Despite this slight monthly drop, the bigger picture remains positive:
- Home values are still up 8.5% year-on-year, adding approximately $92,200 to the median property.
- Capital city values declined 0.2% over the month, but remain 7.7% higher annually, with a median value of $1,017,000.
Mixed Results Across Capital Cities
Performance across Australia’s capitals continues to diverge:
- Hobart (+0.3%) led monthly growth.
- Brisbane, Adelaide, and Perth (+0.2%) followed closely.
- Sydney (-0.5%) and Melbourne (-0.3%) recorded declines, reflecting growing pressure in rate-sensitive markets.
The downturn is being largely driven by house prices, which fell 0.2% across capital cities, while unit prices remained stable—a clear sign that buyers are gravitating toward more affordable options as borrowing capacity tightens.
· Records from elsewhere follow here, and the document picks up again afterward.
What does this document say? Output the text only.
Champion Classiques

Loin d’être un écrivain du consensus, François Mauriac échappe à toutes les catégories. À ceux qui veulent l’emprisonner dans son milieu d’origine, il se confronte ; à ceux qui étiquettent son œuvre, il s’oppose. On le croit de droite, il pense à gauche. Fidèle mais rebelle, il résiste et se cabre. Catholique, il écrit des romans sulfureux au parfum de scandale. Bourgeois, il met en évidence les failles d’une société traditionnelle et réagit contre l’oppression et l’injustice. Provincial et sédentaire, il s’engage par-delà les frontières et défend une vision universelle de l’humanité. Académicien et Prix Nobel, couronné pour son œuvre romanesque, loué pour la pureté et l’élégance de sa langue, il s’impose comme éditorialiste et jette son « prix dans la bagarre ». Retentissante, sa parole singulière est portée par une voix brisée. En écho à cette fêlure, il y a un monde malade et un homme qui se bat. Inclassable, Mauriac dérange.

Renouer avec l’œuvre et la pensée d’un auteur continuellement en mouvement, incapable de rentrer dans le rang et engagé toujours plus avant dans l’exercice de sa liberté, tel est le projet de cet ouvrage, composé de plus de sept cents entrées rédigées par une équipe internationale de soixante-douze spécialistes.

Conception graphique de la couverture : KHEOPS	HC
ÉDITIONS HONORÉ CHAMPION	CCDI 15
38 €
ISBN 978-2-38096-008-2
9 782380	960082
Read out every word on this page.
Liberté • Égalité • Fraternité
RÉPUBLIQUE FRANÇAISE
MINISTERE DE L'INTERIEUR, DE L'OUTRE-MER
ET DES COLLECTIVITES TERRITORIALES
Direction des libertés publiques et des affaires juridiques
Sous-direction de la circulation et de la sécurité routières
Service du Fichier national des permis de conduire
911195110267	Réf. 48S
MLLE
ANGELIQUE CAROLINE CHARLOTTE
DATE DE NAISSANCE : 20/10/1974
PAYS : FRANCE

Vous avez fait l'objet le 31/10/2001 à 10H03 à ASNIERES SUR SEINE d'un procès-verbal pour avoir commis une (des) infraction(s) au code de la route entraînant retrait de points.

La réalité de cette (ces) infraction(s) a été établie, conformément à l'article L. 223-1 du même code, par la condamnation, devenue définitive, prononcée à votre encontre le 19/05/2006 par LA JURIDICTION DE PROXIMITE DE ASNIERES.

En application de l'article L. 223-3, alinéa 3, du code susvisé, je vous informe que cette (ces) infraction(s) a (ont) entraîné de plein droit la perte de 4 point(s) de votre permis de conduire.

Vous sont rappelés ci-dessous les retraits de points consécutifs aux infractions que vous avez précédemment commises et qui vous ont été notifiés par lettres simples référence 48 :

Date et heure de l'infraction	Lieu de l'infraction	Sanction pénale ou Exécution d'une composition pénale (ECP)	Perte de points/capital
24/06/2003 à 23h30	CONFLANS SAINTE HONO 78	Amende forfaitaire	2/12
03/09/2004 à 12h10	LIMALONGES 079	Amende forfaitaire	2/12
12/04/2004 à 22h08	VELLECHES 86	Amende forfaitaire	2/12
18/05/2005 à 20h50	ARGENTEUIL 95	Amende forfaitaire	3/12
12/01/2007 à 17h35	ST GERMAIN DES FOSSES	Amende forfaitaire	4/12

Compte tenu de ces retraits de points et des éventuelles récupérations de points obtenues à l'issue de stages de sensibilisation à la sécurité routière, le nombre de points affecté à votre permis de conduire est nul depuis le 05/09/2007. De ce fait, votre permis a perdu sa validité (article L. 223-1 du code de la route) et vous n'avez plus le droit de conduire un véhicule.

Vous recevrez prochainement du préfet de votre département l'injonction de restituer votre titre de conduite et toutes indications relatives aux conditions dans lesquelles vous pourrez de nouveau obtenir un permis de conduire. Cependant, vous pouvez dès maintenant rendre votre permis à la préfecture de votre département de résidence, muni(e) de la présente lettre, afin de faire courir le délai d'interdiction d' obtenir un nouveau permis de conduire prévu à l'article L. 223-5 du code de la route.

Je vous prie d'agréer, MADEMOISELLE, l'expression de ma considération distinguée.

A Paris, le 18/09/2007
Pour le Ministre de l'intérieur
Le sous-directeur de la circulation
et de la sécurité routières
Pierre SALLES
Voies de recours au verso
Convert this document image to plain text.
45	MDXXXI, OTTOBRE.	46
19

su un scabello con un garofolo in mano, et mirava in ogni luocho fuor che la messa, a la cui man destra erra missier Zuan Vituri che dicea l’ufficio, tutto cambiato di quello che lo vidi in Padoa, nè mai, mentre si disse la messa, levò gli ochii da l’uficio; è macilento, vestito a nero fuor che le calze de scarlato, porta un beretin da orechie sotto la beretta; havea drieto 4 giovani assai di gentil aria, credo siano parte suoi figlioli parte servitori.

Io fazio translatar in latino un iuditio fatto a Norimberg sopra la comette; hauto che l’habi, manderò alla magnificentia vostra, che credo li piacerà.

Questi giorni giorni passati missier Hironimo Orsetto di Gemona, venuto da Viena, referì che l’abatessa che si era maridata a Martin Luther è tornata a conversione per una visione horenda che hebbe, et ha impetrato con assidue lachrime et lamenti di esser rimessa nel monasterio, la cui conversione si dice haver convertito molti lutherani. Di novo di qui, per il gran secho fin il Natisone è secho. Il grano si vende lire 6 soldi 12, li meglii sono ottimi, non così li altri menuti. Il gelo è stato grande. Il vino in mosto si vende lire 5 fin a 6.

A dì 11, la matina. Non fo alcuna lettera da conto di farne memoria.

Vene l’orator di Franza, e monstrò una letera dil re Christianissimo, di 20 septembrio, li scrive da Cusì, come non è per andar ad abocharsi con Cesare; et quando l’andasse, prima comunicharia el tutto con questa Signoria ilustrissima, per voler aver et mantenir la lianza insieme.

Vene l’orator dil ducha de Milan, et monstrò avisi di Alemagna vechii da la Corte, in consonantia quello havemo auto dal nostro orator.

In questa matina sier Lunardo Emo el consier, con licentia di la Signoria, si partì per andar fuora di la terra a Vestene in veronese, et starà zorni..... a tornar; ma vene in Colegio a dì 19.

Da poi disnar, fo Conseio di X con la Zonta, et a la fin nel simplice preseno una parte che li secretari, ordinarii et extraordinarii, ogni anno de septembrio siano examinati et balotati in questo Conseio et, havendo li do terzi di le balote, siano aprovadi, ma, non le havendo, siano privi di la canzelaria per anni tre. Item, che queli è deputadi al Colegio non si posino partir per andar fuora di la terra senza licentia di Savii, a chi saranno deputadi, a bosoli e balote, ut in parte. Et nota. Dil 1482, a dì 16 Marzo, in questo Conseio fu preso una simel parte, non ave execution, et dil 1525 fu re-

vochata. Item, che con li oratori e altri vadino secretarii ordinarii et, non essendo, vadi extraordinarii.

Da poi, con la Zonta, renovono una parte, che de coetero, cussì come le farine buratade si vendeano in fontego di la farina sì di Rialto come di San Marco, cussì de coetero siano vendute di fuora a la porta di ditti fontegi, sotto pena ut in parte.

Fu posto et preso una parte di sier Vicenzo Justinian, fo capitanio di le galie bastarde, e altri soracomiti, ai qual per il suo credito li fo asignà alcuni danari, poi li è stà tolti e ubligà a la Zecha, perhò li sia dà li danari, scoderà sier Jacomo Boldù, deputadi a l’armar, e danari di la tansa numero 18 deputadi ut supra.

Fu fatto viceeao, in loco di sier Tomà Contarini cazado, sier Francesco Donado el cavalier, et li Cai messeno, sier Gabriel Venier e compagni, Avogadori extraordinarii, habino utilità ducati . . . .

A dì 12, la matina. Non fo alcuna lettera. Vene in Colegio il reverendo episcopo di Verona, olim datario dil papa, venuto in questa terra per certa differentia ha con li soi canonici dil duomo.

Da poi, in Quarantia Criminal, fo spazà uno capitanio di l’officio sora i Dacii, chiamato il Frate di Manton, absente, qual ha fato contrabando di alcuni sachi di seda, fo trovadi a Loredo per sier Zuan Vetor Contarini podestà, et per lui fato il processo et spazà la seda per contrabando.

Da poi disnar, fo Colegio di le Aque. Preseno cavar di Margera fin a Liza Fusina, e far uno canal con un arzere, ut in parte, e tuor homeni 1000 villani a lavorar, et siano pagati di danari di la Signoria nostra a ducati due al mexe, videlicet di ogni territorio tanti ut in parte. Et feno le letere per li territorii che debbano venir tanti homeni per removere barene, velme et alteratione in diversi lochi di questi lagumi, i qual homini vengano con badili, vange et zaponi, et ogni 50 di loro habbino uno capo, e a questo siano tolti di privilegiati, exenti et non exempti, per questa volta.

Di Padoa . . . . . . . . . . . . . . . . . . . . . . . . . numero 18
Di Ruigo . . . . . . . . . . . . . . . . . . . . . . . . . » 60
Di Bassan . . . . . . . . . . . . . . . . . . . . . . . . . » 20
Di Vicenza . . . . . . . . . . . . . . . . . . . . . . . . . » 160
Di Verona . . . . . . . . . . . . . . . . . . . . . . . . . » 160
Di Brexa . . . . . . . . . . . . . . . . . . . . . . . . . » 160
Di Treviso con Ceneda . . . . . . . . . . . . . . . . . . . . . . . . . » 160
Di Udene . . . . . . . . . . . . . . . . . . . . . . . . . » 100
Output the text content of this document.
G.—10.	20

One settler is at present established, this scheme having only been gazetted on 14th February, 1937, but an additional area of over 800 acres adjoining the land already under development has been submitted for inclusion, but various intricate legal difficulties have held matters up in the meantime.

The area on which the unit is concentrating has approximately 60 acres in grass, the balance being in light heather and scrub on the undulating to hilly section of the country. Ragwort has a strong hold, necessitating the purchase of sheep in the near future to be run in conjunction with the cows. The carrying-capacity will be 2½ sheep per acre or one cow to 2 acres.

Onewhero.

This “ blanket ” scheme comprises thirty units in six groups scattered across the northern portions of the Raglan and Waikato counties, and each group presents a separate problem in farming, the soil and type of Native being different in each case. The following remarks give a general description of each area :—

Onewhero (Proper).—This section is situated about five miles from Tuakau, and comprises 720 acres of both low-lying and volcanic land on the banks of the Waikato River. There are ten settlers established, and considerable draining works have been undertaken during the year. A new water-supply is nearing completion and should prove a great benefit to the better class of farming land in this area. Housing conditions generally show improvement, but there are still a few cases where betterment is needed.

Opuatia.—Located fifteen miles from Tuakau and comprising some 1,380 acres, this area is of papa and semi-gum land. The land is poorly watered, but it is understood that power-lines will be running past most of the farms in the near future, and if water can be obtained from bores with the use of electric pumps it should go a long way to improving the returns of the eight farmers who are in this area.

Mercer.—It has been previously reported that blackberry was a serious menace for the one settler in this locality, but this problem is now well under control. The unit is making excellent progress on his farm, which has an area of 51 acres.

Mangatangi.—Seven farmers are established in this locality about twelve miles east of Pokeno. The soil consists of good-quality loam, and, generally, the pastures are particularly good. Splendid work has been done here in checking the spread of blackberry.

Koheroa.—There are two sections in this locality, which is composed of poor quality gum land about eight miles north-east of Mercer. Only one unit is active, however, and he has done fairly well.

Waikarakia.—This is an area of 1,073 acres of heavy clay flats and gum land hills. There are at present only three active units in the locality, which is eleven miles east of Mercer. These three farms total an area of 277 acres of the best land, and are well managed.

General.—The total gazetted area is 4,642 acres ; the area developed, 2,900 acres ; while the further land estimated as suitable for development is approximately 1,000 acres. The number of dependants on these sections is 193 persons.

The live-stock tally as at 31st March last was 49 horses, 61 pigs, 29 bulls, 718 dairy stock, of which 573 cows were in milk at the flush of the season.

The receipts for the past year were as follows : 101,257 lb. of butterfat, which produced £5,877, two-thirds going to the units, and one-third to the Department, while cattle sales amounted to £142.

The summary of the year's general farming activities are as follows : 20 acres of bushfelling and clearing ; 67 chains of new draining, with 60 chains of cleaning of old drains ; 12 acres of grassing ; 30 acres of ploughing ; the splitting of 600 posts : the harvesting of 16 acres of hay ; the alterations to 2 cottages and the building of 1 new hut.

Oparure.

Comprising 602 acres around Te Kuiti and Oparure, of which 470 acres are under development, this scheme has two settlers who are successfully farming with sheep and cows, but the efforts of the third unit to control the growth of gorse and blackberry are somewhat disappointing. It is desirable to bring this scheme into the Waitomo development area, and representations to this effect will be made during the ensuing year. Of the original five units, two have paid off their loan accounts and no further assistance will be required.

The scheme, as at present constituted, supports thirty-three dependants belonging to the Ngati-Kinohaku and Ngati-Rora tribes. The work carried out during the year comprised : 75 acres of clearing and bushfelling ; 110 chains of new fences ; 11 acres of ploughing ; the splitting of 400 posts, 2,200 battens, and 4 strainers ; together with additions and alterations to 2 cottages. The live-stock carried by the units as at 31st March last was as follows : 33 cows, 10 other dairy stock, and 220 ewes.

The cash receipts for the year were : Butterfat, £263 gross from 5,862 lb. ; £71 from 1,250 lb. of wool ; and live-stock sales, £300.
Strong Annual Growth Leaders
On an annual basis, several cities continue to outperform:
- Perth (+21.5%) remains the fastest-growing capital
- Brisbane (+17.5%)
- Darwin (+16.9%)
- Adelaide (+13.9%)
Regional Markets Continue to Shine
Regional Australia remains a standout performer:
- Prices rose 0.2% in April
- Up 10.7% year-on-year
- Over five years, regional markets have surged 54.4%, compared to 35.8% in capital cities
Affordability and lifestyle appeal continue to drive demand, although momentum is beginning to moderate.
A Market Losing Momentum
April data highlights a clear shift:
- Nearly half of SA4 regions recorded price declines, signaling a widespread cooling.
- Inner-city markets—particularly in Sydney and Melbourne—are leading the downturn following successive interest rate increases.
- Even traditionally strong markets like Perth, Adelaide, and regional areas are beginning to show signs of slowing growth.
The decline is being primarily driven by New South Wales and Victoria, though pockets of weakness are emerging in:
- Inner Brisbane
- Adelaide’s Central & Hills and West regions
- Northern Perth
What’s Driving the Shift?
Several factors are contributing to the market rebalancing:
- Higher interest rates reducing borrowing capacity
- Softening auction clearance rates, indicating misaligned buyer and seller expectations
- Economic uncertainty impacting buyer confidence
However, the market remains underpinned by strong fundamentals:
- Robust employment levels
- High household equity
- Limited forced selling
- Ongoing housing supply constraints, worsened by construction costs and interest rates
Outlook: Gradual Adjustment Ahead
While price growth is expected to continue slowing, a sharp downturn appears unlikely. Instead, the market is transitioning into a multi-speed environment, where performance varies significantly by location and price point.
The outlook suggests:
- A gradual adjustment period
- Moderating growth conditions
- Potential for further small price declines
@realty Positioned for Continued Growth
Despite broader market headwinds, @realty’s strong April performance highlights the network’s ability to thrive in changing conditions. With a flexible model, strong support systems, and agents operating in high-growth markets, @realty continues to outperform and deliver results.
As the market evolves, adaptability, local expertise, and strategic positioning will be key—and @realty agents are clearly leading the way.